California real estate trend could reverse

The slowing housing market in California won’t stand in the way of the state’s economic growth, according to an economist for Comerica bank, a subsidiary of Comerica Inc., a Detroit-based financial services company.

Dana Johnson, chief economist for Comerica Bank, said, “The coming home-price adjustments will be relatively orderly – denting, but not crushing the state economy,” according to a Comerica announcement.

Johnson spoke Thursday as a featured panelist at the 2006 Economic Trends breakfast at the San Diego Marriott Mission Valley, presented by Comerica Bank and the San Diego Business Journal.

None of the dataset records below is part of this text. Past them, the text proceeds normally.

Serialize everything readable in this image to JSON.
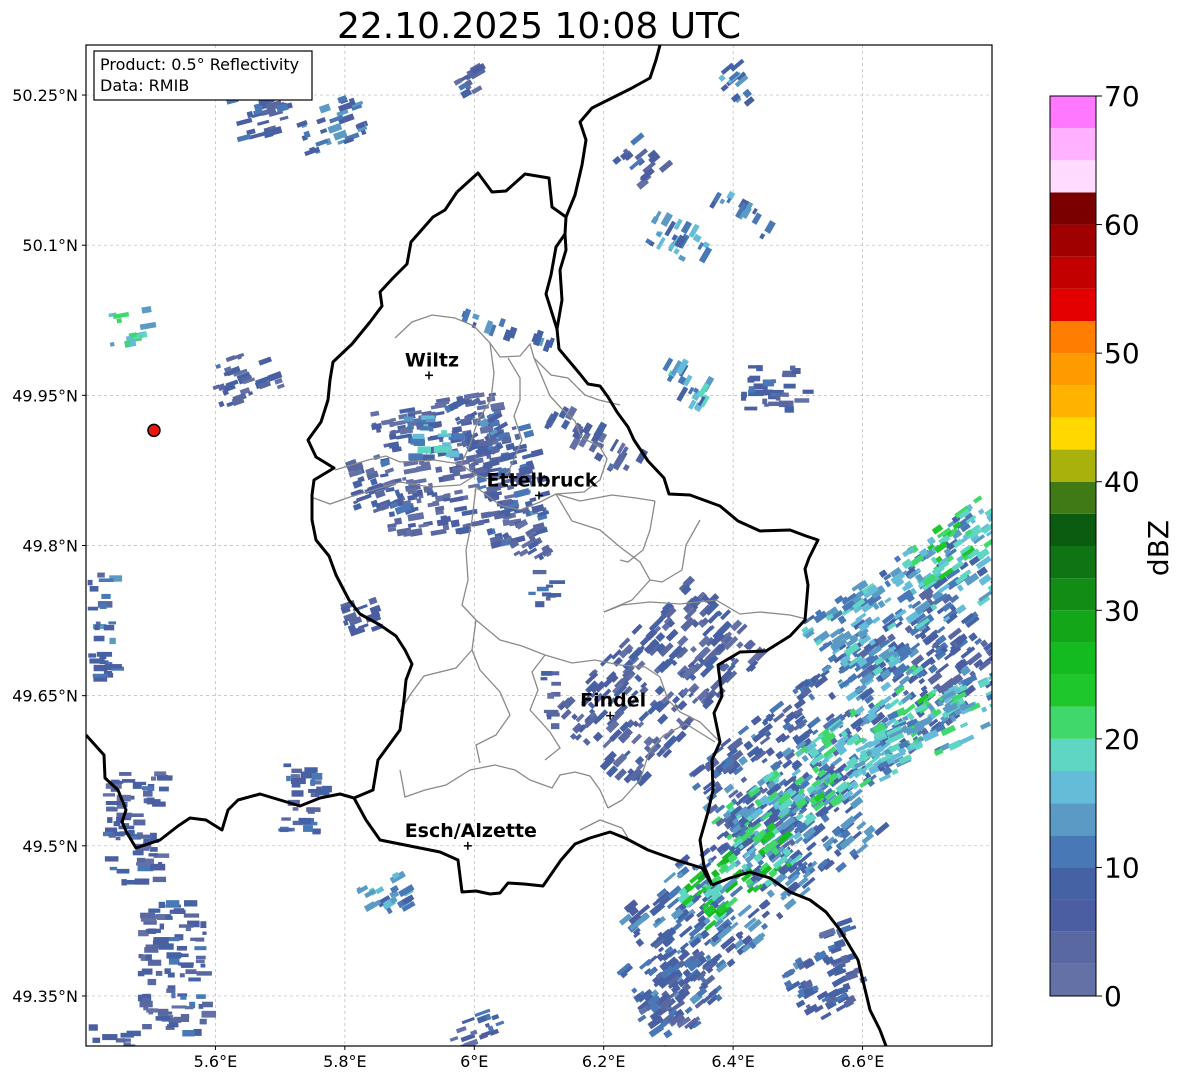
{
  "title": "22.10.2025 10:08 UTC",
  "info_box": {
    "product": "Product: 0.5° Reflectivity",
    "data": "Data: RMIB"
  },
  "map_extent": {
    "lon_min": 5.4,
    "lon_max": 6.8,
    "lat_min": 49.3,
    "lat_max": 50.3
  },
  "lat_ticks": [
    {
      "value": 50.25,
      "label": "50.25°N"
    },
    {
      "value": 50.1,
      "label": "50.1°N"
    },
    {
      "value": 49.95,
      "label": "49.95°N"
    },
    {
      "value": 49.8,
      "label": "49.8°N"
    },
    {
      "value": 49.65,
      "label": "49.65°N"
    },
    {
      "value": 49.5,
      "label": "49.5°N"
    },
    {
      "value": 49.35,
      "label": "49.35°N"
    }
  ],
  "lon_ticks": [
    {
      "value": 5.6,
      "label": "5.6°E"
    },
    {
      "value": 5.8,
      "label": "5.8°E"
    },
    {
      "value": 6.0,
      "label": "6°E"
    },
    {
      "value": 6.2,
      "label": "6.2°E"
    },
    {
      "value": 6.4,
      "label": "6.4°E"
    },
    {
      "value": 6.6,
      "label": "6.6°E"
    }
  ],
  "cities": [
    {
      "name": "Wiltz",
      "lon": 5.93,
      "lat": 49.97
    },
    {
      "name": "Ettelbruck",
      "lon": 6.1,
      "lat": 49.85
    },
    {
      "name": "Findel",
      "lon": 6.21,
      "lat": 49.63
    },
    {
      "name": "Esch/Alzette",
      "lon": 5.99,
      "lat": 49.5
    }
  ],
  "radar_site": {
    "lon": 5.505,
    "lat": 49.915,
    "color": "#e8180c"
  },
  "colorbar": {
    "label": "dBZ",
    "min": 0,
    "max": 70,
    "step": 2.5,
    "ticks": [
      0,
      10,
      20,
      30,
      40,
      50,
      60,
      70
    ],
    "colors": [
      "#6471a6",
      "#5a68a2",
      "#4a5ea1",
      "#4562a5",
      "#4878b5",
      "#5a9ac4",
      "#65bcd8",
      "#5fd6c4",
      "#3fd86a",
      "#1ec82a",
      "#14bb1e",
      "#12a618",
      "#128c14",
      "#0e7414",
      "#0b5c10",
      "#3f7a14",
      "#a9b20c",
      "#ffd800",
      "#ffb200",
      "#ff9a00",
      "#ff7d00",
      "#e40000",
      "#c20000",
      "#a10000",
      "#7a0000",
      "#ffdcff",
      "#ffb2ff",
      "#ff78ff",
      "#ee3cee"
    ]
  },
  "weather_cells": [
    {
      "lon": 6.57,
      "lat": 49.62,
      "w": 0.5,
      "h": 0.055,
      "angle": -38,
      "dbz": 8
    },
    {
      "lon": 6.42,
      "lat": 49.47,
      "w": 0.4,
      "h": 0.05,
      "angle": -40,
      "dbz": 10
    },
    {
      "lon": 6.55,
      "lat": 49.58,
      "w": 0.4,
      "h": 0.03,
      "angle": -38,
      "dbz": 18
    },
    {
      "lon": 6.66,
      "lat": 49.74,
      "w": 0.32,
      "h": 0.04,
      "angle": -35,
      "dbz": 14
    },
    {
      "lon": 6.28,
      "lat": 49.66,
      "w": 0.3,
      "h": 0.05,
      "angle": -45,
      "dbz": 5
    },
    {
      "lon": 6.4,
      "lat": 49.47,
      "w": 0.18,
      "h": 0.025,
      "angle": -40,
      "dbz": 22
    },
    {
      "lon": 6.73,
      "lat": 49.8,
      "w": 0.16,
      "h": 0.02,
      "angle": -35,
      "dbz": 20
    },
    {
      "lon": 6.7,
      "lat": 49.62,
      "w": 0.26,
      "h": 0.025,
      "angle": -25,
      "dbz": 16
    },
    {
      "lon": 6.56,
      "lat": 49.39,
      "w": 0.05,
      "h": 0.03,
      "angle": -20,
      "dbz": 6
    },
    {
      "lon": 6.29,
      "lat": 49.33,
      "w": 0.08,
      "h": 0.03,
      "angle": -35,
      "dbz": 6
    },
    {
      "lon": 6.0,
      "lat": 49.31,
      "w": 0.08,
      "h": 0.02,
      "angle": -20,
      "dbz": 6
    },
    {
      "lon": 5.95,
      "lat": 49.88,
      "w": 0.2,
      "h": 0.06,
      "angle": -10,
      "dbz": 4
    },
    {
      "lon": 6.05,
      "lat": 49.86,
      "w": 0.1,
      "h": 0.05,
      "angle": -15,
      "dbz": 8
    },
    {
      "lon": 5.84,
      "lat": 49.86,
      "w": 0.08,
      "h": 0.03,
      "angle": -20,
      "dbz": 6
    },
    {
      "lon": 5.93,
      "lat": 49.91,
      "w": 0.08,
      "h": 0.02,
      "angle": 0,
      "dbz": 14
    },
    {
      "lon": 6.07,
      "lat": 49.8,
      "w": 0.06,
      "h": 0.02,
      "angle": -30,
      "dbz": 4
    },
    {
      "lon": 5.66,
      "lat": 50.23,
      "w": 0.08,
      "h": 0.02,
      "angle": -15,
      "dbz": 8
    },
    {
      "lon": 5.77,
      "lat": 50.22,
      "w": 0.1,
      "h": 0.02,
      "angle": -20,
      "dbz": 10
    },
    {
      "lon": 5.64,
      "lat": 49.97,
      "w": 0.1,
      "h": 0.02,
      "angle": -20,
      "dbz": 6
    },
    {
      "lon": 5.46,
      "lat": 50.02,
      "w": 0.06,
      "h": 0.015,
      "angle": -10,
      "dbz": 16
    },
    {
      "lon": 5.53,
      "lat": 49.38,
      "w": 0.1,
      "h": 0.06,
      "angle": 0,
      "dbz": 6
    },
    {
      "lon": 5.47,
      "lat": 49.52,
      "w": 0.09,
      "h": 0.05,
      "angle": 0,
      "dbz": 6
    },
    {
      "lon": 5.43,
      "lat": 49.3,
      "w": 0.07,
      "h": 0.02,
      "angle": 0,
      "dbz": 6
    },
    {
      "lon": 5.86,
      "lat": 49.45,
      "w": 0.07,
      "h": 0.02,
      "angle": -30,
      "dbz": 14
    },
    {
      "lon": 6.1,
      "lat": 49.76,
      "w": 0.04,
      "h": 0.015,
      "angle": 0,
      "dbz": 6
    },
    {
      "lon": 5.82,
      "lat": 49.73,
      "w": 0.05,
      "h": 0.02,
      "angle": -20,
      "dbz": 6
    },
    {
      "lon": 6.31,
      "lat": 49.96,
      "w": 0.04,
      "h": 0.03,
      "angle": -60,
      "dbz": 14
    },
    {
      "lon": 6.46,
      "lat": 49.96,
      "w": 0.1,
      "h": 0.02,
      "angle": 0,
      "dbz": 6
    },
    {
      "lon": 6.41,
      "lat": 50.13,
      "w": 0.03,
      "h": 0.03,
      "angle": -60,
      "dbz": 12
    },
    {
      "lon": 6.31,
      "lat": 50.1,
      "w": 0.05,
      "h": 0.03,
      "angle": -60,
      "dbz": 14
    },
    {
      "lon": 6.25,
      "lat": 50.18,
      "w": 0.05,
      "h": 0.02,
      "angle": -40,
      "dbz": 6
    },
    {
      "lon": 6.4,
      "lat": 50.26,
      "w": 0.04,
      "h": 0.02,
      "angle": -40,
      "dbz": 12
    },
    {
      "lon": 5.99,
      "lat": 50.26,
      "w": 0.04,
      "h": 0.02,
      "angle": -30,
      "dbz": 6
    },
    {
      "lon": 6.3,
      "lat": 49.36,
      "w": 0.12,
      "h": 0.04,
      "angle": -40,
      "dbz": 8
    },
    {
      "lon": 6.52,
      "lat": 49.36,
      "w": 0.08,
      "h": 0.03,
      "angle": -30,
      "dbz": 8
    },
    {
      "lon": 6.11,
      "lat": 49.65,
      "w": 0.02,
      "h": 0.03,
      "angle": 0,
      "dbz": 6
    },
    {
      "lon": 6.18,
      "lat": 49.9,
      "w": 0.04,
      "h": 0.05,
      "angle": -60,
      "dbz": 6
    },
    {
      "lon": 6.05,
      "lat": 50.01,
      "w": 0.02,
      "h": 0.05,
      "angle": -70,
      "dbz": 10
    },
    {
      "lon": 6.0,
      "lat": 49.92,
      "w": 0.06,
      "h": 0.03,
      "angle": -30,
      "dbz": 8
    },
    {
      "lon": 5.73,
      "lat": 49.55,
      "w": 0.07,
      "h": 0.03,
      "angle": 0,
      "dbz": 6
    },
    {
      "lon": 5.42,
      "lat": 49.72,
      "w": 0.04,
      "h": 0.05,
      "angle": 0,
      "dbz": 8
    }
  ]
}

A former economist with the Federal Reserve Board, Johnson also said,  “I expect California to grow at a healthy pace in 2006, closely shadowing the national growth rate of about 3 1/4 percent.” As California’s economy – which generates more than 13 percent of the national output – has grown, it more closely has come to resemble the national economy’s growth rate, with one exception: real estate, he noted.

Over the past five years, housing prices in California have risen at a 16 percent compound annual rate, but  “the recent trend can’t last,” he said. “House-price gains in California are going to slow dramatically or reverse.”

He said affordable credit and a scarcity of good building sites will temper the slowdown.

Johnson also will be a featured speaker at two more Comerica-sponsored economic forecast events this month: the “Los Angeles Business Journal 2006 Economic Forecast,” on Jan. 18 in Los Angeles; and the “The Economics of Business in 2006,” co-sponsored by Comerica Bank and the Stanford Institute for Economic Policy Research, on Jan. 19 in San Mateo.

The Western Market of Comerica Bank includes 60 branch offices in California markets, including San Francisco, San Jose, Los Angeles, Orange County, San Diego, Fresno, Sacramento and Santa Cruz /Monterey, as well as in Phoenix/Scottsdale, Ariz.